Schatten und Licht. Gerhard Kunit
Elida Varna Sternseherin durchlief den imaginären Kreis in ihrem Arbeitszimmer nun schon einige Dutzend Mal. „Die ‚Variationen der Herrschaft‘ sind keine Bagatelle. Wo in Bragas Namen haben die Kinder dieses Machwerk her?“
Erwartungsvoll sah sie Likandros an. Der zuckte lustlos mit den Achseln, entschloss sich aber doch zu einer Antwort: „Diese Ardana ist ein arrogantes Balg. Ihre Eltern sind reich. Sie ist nicht dumm, aber ich bezweifle, dass ihr Intellekt den Anforderungen des Buches gewachsen ist. Semira würde ich die Sache am ehesten zutrauen. Sie ist wissbegierig und intelligent, aber daraus lässt sich noch keine Schuld ableiten. Bertan war noch nie der Hellste. Er ist bestenfalls ein Mitläufer.“
Die Rektorin ging ihre Möglichkeiten durch. In diesem Fall musste sie Härte zeigen, obwohl ihr das widerstrebte. Geron, der in ihrem Umgang mit den Zöglingen stets ein Zeichen von Schwäche sah, saß ihr im Nacken, und bei einem Teil des Lehrkörpers fiel seine Kritik auf fruchtbaren Boden. Darüber hinaus hatte sie eine Freundin in Hesgard von einem Schreiben in Kenntnis gesetzt, das der missgünstige Lehrer an den obersten Rat der Weißen Gilde verfasst hatte.
Varna hatte die Stelle als Schulleiterin mit großen Plänen und Hoffnungen angetreten, doch ihre Vorstellungen von einem vertrauensvollen Miteinander erwiesen sich als schwerer umsetzbar als gedacht und wurden von einigen Lehrkräften schlichtweg ignoriert. Anstelle der Forschungsprojekte, die sie mit interessierten Professoren und begabten Novizen in Angriff nehmen wollte, schlug sie sich durch Niederungen der Verwaltung und fruchtlose Diskussionen mit der Kollegenschaft. Hinzu kam die angespannte Lage der Schule.
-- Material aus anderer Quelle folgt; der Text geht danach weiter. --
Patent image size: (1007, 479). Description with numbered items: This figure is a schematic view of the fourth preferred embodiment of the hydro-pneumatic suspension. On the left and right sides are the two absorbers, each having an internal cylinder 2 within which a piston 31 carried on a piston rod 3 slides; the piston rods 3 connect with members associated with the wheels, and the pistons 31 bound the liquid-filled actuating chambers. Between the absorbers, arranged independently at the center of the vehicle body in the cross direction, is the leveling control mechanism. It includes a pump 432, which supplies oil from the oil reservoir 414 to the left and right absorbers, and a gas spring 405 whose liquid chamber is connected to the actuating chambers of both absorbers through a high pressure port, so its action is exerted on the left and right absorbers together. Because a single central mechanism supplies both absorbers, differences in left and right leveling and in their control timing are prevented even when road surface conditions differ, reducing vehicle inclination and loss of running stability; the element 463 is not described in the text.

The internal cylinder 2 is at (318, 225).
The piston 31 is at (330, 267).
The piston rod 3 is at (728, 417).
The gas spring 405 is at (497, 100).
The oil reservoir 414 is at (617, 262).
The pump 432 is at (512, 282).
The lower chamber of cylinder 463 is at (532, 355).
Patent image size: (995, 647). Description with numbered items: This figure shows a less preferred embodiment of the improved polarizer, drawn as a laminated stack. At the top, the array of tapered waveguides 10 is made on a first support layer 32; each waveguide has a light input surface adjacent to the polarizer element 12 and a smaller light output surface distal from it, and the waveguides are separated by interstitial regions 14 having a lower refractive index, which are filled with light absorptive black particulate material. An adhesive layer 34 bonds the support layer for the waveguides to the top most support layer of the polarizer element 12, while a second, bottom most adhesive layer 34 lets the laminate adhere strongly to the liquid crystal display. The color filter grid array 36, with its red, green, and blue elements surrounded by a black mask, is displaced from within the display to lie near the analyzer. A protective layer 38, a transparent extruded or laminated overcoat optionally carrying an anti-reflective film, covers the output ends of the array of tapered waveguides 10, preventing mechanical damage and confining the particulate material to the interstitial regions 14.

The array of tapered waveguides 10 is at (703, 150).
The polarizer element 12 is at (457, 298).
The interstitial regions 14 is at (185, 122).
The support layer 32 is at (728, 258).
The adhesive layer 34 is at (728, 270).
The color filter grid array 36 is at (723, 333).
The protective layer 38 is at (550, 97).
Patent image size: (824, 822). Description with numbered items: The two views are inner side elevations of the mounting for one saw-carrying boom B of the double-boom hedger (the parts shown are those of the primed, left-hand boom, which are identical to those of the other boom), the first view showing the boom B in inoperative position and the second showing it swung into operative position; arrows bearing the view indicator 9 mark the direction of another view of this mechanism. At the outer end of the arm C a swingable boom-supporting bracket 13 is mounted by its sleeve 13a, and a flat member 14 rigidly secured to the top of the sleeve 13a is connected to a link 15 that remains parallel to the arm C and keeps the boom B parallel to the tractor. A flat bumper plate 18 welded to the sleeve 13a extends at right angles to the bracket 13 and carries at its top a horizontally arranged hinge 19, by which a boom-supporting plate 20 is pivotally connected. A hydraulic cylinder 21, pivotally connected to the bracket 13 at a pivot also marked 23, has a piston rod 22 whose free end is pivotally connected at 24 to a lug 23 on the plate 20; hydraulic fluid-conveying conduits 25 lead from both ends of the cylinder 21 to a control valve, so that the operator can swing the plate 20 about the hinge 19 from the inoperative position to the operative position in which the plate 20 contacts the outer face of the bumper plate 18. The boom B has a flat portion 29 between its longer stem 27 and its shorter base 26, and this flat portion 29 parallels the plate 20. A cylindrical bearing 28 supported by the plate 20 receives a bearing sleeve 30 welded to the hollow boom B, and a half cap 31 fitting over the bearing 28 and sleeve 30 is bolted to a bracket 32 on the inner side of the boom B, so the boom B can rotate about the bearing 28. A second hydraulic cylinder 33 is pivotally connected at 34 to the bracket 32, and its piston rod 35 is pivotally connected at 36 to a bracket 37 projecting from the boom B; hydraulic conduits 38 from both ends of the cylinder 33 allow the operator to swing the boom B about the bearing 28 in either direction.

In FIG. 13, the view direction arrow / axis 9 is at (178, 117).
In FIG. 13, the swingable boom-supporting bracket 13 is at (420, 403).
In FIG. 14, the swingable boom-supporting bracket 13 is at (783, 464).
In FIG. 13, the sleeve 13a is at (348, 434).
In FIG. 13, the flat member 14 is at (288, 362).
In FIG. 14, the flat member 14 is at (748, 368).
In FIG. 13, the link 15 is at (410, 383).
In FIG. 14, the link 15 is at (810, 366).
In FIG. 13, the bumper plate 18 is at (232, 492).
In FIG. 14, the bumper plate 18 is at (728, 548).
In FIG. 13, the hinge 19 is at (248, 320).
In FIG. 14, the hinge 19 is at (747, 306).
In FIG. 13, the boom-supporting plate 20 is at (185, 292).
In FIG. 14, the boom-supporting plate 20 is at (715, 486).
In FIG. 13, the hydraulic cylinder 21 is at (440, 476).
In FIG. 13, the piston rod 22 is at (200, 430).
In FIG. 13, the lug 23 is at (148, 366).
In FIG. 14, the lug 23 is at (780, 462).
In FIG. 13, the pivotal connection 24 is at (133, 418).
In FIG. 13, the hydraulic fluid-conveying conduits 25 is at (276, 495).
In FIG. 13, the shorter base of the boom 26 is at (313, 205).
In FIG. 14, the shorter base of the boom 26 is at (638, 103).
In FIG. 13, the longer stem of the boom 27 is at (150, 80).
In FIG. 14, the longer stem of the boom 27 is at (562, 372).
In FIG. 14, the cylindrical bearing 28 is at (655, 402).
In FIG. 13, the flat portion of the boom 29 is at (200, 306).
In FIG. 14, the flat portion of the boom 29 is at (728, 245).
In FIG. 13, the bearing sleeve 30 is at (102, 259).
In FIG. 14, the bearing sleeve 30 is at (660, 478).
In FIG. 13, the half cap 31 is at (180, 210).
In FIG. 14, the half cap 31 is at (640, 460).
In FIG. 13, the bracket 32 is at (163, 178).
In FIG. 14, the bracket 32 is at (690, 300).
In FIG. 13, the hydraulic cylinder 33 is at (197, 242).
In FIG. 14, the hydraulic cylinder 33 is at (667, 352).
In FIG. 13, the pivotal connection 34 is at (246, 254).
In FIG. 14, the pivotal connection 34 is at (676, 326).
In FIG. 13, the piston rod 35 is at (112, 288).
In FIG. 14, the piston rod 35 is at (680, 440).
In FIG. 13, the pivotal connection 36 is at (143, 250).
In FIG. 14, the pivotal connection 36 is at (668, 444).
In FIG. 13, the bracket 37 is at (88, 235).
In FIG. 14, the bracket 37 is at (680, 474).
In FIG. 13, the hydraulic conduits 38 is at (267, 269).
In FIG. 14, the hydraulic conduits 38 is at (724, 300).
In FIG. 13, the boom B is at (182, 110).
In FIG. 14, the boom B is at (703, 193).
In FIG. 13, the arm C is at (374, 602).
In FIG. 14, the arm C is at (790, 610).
Sie war auf Spenden von Gönnern und Absolventen angewiesen, und Ardanas Eltern waren da besonders großzügig, was den aktuellen Vorfall noch heikler machte. Likandros zählte zu ihren engeren Vertrauten, aber der Gedanke, jemanden auf Grund finanzieller Erwägungen zu schonen, brächte ihn in Rage. Noch vor wenigen Jahren hätte sie genauso reagiert.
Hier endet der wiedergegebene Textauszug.